Tra le pagine del web, commenti e immagini, tutte con un’unica parola: petaloso. Sì, perché da oggi esiste anche questo nuovo termine, ma ha una storia molto curiosa.
A inventarla è stata un bambino di Copparo, in Emilia Romagna. Si chiama Matteo e, durante un compito in classe sugli aggettivi, ha scritto che “un fiore era petaloso”. Anche se questa parola non esiste, l’insegnante ha deciso di andare oltre, contattando l’Accademia della Crusca e chiedendo se effettivamente poteva essere inserita.
La reazione dell’Accademia è stata sorprendente: “La parola che hai inventato – si legge nella risposta – è ben formata e potrebbe essere usata in italiano così come sono usate parole formate nello stesso modo”.
“Ma come fa una parola a entrare nel vocabolario? – continua l’Accademia – Una parola nuova non entra nel vocabolario quando qualcuno la inventa, anche se è una parola ‘bella’ e utile. Perché entri in un vocabolario, infatti, bisogna che la parola nuova non sia conosciuta e usata solo da chi l’ha inventata, ma che la usino tante persone e che tante persone la capiscano”.

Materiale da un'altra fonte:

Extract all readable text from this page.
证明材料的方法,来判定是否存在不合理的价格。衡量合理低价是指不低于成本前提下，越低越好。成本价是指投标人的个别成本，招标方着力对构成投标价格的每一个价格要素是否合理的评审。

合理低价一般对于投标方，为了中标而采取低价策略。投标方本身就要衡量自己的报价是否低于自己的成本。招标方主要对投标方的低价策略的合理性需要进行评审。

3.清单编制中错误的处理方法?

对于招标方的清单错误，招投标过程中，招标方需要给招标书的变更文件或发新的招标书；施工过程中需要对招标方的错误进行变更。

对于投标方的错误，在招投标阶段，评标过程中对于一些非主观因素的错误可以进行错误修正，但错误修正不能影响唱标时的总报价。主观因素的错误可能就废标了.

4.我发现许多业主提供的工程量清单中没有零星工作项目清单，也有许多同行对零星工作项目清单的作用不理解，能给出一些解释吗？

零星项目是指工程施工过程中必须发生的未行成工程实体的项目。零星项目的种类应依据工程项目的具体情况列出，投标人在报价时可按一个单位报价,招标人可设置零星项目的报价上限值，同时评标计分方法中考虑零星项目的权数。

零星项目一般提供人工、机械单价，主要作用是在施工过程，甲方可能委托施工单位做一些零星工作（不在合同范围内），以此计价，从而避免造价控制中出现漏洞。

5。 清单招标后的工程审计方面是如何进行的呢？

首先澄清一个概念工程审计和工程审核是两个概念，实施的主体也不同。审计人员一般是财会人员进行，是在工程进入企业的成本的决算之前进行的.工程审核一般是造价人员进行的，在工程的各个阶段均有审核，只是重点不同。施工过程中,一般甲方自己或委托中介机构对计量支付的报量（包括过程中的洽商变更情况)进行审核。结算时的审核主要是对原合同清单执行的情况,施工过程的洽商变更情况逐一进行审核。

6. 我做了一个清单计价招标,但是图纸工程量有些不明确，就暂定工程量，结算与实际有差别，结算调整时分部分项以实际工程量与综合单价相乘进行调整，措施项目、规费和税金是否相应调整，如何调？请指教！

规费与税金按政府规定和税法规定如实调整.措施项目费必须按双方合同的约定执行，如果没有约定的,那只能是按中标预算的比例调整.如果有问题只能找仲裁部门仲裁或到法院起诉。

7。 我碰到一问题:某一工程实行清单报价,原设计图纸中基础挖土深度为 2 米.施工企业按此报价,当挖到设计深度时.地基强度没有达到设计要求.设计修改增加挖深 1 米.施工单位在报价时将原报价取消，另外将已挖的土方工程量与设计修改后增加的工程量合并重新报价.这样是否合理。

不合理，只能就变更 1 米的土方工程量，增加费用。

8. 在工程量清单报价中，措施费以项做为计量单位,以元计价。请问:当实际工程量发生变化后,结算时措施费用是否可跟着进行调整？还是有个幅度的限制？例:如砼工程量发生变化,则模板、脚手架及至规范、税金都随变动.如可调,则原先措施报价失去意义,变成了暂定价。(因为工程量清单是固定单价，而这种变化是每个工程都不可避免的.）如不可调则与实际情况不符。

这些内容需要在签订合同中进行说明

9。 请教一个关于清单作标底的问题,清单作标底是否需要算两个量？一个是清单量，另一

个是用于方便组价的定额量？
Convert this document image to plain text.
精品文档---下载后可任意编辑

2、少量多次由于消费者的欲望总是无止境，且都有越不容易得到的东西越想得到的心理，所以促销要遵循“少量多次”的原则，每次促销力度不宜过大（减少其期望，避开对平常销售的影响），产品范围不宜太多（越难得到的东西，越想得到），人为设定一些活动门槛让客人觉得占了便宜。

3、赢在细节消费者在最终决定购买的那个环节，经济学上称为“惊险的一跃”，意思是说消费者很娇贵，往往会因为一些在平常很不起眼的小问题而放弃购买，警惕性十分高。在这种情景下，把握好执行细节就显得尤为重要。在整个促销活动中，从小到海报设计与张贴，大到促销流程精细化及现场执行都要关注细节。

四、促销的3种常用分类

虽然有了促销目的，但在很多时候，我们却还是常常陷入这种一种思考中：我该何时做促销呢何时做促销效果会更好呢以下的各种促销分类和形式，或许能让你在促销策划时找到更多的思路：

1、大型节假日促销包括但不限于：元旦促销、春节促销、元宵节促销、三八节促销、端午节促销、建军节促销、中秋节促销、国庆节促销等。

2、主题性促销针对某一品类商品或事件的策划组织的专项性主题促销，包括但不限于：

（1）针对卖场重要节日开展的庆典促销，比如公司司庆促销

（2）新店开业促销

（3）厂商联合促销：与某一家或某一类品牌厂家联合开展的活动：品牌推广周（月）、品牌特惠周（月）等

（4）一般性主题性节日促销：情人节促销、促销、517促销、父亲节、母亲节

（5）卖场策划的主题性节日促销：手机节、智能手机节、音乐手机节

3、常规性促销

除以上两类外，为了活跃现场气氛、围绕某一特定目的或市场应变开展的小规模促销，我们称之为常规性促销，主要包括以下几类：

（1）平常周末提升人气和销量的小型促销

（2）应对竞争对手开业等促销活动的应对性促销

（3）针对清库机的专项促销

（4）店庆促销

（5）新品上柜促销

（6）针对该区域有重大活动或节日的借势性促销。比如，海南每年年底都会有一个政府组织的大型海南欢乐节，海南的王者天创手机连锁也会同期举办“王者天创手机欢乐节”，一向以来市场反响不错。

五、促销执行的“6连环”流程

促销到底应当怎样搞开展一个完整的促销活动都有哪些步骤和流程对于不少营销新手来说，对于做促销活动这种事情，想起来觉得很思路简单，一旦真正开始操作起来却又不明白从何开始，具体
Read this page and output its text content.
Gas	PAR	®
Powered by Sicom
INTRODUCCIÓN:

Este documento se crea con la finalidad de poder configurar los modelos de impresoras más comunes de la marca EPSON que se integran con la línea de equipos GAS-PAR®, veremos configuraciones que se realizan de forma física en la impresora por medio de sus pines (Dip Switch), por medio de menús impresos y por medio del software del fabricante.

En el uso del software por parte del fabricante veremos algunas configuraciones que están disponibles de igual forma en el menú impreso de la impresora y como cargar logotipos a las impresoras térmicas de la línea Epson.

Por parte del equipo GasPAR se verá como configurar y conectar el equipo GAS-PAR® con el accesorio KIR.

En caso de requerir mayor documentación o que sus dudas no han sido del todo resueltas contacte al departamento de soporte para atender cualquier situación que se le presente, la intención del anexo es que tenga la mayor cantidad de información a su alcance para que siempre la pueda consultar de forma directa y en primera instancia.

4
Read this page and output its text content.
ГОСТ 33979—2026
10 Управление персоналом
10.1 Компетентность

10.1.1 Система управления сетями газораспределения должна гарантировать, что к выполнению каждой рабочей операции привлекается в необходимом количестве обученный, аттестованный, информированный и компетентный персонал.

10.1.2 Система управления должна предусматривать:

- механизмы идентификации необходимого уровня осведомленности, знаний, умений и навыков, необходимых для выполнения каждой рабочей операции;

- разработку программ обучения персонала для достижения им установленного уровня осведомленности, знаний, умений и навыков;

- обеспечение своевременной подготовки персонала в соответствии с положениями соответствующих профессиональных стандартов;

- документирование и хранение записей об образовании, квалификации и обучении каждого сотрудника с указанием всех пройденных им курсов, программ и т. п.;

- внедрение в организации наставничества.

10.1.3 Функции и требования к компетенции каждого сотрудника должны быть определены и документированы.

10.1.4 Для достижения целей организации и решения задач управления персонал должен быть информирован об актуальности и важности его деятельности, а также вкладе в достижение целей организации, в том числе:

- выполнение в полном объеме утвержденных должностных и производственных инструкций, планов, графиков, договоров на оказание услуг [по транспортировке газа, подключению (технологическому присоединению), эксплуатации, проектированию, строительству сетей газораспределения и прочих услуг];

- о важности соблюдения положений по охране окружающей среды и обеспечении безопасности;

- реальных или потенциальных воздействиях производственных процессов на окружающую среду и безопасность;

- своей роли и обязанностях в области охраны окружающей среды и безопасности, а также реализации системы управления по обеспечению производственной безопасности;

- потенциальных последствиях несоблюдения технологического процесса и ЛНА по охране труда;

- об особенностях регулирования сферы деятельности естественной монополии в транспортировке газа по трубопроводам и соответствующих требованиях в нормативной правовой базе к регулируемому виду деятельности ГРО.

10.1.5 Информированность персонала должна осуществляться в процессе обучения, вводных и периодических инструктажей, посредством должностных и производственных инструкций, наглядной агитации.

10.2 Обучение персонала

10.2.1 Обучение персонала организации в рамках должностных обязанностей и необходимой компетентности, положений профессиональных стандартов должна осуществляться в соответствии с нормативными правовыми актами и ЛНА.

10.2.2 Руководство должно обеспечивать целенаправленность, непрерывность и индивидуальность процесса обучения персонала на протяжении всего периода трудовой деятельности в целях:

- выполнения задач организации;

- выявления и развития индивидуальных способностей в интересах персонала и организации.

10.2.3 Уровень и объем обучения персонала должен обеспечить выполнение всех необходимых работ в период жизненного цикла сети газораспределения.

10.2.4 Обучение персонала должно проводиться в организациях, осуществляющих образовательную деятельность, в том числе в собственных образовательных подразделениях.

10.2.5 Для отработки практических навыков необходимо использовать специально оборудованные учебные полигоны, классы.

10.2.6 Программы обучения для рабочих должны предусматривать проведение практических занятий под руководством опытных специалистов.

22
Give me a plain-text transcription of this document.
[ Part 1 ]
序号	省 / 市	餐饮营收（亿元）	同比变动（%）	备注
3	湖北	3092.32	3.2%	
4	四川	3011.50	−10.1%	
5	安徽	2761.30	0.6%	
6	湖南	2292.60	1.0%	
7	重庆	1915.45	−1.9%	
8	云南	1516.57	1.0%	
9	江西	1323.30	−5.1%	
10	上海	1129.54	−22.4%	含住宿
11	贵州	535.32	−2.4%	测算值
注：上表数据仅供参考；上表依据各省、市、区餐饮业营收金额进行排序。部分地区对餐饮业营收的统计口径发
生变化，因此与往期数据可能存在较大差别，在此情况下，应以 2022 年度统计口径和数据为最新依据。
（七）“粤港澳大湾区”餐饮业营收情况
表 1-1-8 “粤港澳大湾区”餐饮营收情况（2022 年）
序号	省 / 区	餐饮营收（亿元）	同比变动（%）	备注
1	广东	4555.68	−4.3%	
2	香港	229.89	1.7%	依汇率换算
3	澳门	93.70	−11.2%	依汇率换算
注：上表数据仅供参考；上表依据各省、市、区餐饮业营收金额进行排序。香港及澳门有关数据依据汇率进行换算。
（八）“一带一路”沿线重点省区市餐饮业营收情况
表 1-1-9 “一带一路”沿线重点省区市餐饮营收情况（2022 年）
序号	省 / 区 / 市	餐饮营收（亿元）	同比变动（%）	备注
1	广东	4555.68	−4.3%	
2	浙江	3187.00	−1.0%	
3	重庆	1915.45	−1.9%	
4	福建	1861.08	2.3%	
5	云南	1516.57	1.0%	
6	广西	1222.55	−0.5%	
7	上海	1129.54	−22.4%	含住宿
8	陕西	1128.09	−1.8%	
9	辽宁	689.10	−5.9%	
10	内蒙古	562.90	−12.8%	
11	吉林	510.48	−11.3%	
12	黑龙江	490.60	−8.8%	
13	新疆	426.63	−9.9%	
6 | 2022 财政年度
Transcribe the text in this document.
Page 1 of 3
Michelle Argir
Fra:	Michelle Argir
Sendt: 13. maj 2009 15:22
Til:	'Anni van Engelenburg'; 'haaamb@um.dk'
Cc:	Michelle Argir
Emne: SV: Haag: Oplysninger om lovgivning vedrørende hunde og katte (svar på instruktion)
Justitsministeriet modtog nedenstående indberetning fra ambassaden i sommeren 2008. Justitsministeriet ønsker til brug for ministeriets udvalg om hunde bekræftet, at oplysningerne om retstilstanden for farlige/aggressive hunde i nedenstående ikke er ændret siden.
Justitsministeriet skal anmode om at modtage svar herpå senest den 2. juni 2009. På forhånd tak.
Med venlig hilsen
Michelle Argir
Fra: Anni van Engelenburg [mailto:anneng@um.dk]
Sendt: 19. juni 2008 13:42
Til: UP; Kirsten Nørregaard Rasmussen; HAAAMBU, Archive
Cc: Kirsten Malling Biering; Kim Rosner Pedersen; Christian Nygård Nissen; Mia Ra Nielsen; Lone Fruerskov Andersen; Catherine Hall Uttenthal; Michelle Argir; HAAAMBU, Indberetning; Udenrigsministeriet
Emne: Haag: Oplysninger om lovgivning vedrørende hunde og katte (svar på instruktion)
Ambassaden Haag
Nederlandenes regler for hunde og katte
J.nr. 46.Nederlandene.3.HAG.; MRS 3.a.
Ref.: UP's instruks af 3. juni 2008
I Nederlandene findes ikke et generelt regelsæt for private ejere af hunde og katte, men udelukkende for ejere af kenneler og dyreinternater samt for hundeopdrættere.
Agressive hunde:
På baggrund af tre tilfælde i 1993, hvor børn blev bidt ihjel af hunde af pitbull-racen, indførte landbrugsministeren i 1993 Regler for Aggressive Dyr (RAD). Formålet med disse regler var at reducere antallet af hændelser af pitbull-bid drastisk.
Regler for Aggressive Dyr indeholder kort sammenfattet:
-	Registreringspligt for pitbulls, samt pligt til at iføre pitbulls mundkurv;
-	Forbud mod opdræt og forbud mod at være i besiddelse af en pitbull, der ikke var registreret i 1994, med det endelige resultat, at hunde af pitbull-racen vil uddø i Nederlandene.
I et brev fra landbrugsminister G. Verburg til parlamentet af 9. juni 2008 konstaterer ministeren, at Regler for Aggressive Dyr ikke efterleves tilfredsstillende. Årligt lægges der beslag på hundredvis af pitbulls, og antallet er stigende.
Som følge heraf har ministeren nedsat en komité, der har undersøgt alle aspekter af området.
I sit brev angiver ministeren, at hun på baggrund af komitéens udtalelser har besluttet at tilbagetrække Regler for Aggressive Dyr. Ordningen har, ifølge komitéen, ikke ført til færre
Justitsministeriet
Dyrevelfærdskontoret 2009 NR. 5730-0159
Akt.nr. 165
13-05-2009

E allora, dato che come ogni parola anche questa deve essere usata dai parlanti, il web si è mobilitato. Tra le prime immagini divertenti vi è quella di “Se i quadri potessero parlare”, che riporta la parola petaloso e, ancora, sui social network ovunque c’è l’hashtag #petaloso: lo scopo è aiutare Matteo nella sua nuova missione assegnata dall’Accademia e diffondere la nuova parola!